Non-limiting examples of the parenteral preparation using the pharmaceutical composition of the present invention include injections, suppositories, respiratory inhalation powders, aerosol preparations for spraying, ointments, powder for application, oils and creams.

In order to formulate the pharmaceutical composition of the present invention for parenteral administration, sterilized aqueous solutions, non-aqueous solvents, suspensions, emulsions, freeze-dried preparations and external preparations may be used. Examples of the non-aqueous solutions and suspensions include propylene glycol, polyethylene Glycerol, vegetable oils such as olive oil, injectable esters such as ethyl oleate, and the like.

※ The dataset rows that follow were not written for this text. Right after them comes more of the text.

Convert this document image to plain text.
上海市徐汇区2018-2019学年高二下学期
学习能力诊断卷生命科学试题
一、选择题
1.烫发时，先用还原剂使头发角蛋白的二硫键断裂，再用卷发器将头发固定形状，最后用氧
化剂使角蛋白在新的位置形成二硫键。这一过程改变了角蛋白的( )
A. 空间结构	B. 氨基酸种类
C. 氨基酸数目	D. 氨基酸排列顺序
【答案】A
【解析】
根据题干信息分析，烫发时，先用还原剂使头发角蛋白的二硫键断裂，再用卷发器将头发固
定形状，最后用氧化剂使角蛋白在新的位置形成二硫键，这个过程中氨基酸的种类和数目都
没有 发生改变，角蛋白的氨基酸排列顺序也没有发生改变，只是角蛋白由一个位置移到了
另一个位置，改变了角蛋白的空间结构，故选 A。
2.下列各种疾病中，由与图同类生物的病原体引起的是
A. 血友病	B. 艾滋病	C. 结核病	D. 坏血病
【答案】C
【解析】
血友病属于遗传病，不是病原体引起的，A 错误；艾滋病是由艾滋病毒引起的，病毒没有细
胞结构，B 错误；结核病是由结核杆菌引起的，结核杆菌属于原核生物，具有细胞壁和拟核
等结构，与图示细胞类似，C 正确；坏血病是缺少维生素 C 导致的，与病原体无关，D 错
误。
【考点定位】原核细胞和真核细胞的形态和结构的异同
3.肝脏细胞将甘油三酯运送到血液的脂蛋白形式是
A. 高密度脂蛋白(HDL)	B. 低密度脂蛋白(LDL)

When the pharmaceutical composition of the present invention is formulated into an injection, the pharmaceutical composition of the present invention is mixed with a stabilizer or a buffer in water to prepare a solution or suspension, which is used for unit administration of an ampoule or a vial Can be formulated.

When the pharmaceutical composition of the present invention is formulated into an aerosol formulation, a propellant or the like may be added together with the additive such that the water-dispersed concentrate or the wet powder is dispersed.

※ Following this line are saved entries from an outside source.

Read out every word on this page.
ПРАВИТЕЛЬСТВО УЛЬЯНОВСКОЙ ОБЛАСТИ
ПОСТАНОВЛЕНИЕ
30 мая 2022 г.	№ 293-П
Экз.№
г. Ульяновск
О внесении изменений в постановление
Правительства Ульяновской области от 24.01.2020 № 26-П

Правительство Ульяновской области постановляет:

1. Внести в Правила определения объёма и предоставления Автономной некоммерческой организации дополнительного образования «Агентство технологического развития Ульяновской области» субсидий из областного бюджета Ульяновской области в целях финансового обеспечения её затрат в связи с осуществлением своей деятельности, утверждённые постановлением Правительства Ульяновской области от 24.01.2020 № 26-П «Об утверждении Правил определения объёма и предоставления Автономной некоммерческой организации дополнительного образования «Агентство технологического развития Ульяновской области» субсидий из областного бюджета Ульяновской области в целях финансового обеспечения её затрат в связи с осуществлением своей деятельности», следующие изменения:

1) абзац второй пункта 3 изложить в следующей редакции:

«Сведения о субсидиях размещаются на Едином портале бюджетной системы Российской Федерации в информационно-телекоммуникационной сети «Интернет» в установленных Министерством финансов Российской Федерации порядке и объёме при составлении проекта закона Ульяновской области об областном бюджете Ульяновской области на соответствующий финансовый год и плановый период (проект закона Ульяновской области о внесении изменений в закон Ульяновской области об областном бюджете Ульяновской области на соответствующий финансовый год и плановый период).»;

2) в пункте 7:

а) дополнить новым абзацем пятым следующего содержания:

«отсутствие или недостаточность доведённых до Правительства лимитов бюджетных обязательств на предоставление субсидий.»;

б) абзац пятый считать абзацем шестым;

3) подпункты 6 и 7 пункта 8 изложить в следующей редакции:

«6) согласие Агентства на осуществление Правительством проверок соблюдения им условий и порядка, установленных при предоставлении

When the pharmaceutical composition of the present invention is formulated into an ointment, a cream, a powder for application, an oil, an external preparation for skin or the like, an animal oil, a vegetable oil, a wax, a paraffin, a starch, a tracer, a cellulose derivative, a polyethylene glycol, , Silica, talc, zinc oxide or the like as a carrier.

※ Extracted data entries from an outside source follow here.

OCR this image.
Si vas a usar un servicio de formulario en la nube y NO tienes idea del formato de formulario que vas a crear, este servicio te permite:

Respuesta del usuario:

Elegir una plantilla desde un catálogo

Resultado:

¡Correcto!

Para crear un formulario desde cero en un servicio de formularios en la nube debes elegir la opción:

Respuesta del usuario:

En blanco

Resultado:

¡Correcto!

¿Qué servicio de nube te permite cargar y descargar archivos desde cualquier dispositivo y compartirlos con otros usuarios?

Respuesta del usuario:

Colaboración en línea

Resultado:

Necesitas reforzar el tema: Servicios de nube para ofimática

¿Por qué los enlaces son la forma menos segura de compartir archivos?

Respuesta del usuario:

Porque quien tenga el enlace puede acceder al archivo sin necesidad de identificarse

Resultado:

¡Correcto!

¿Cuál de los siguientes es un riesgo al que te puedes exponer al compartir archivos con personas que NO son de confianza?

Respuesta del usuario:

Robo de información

The pharmaceutically effective amount and the effective dose of the pharmaceutical composition of the present invention can be varied depending on the formulation method, administration method, administration time and / or administration route of the pharmaceutical composition, and the kind of reaction to be achieved by administration of the pharmaceutical composition Including the age, weight, general health condition, degree and severity of the disease, sex, diet, excretion, drugs used simultaneously or simultaneously with the subject, and other compositional components, etc. May be varied according to factors well known in the art and in the pharmaceutical arts, and those of ordinary skill in the art can readily determine and prescribe dosages that are effective for the desired treatment.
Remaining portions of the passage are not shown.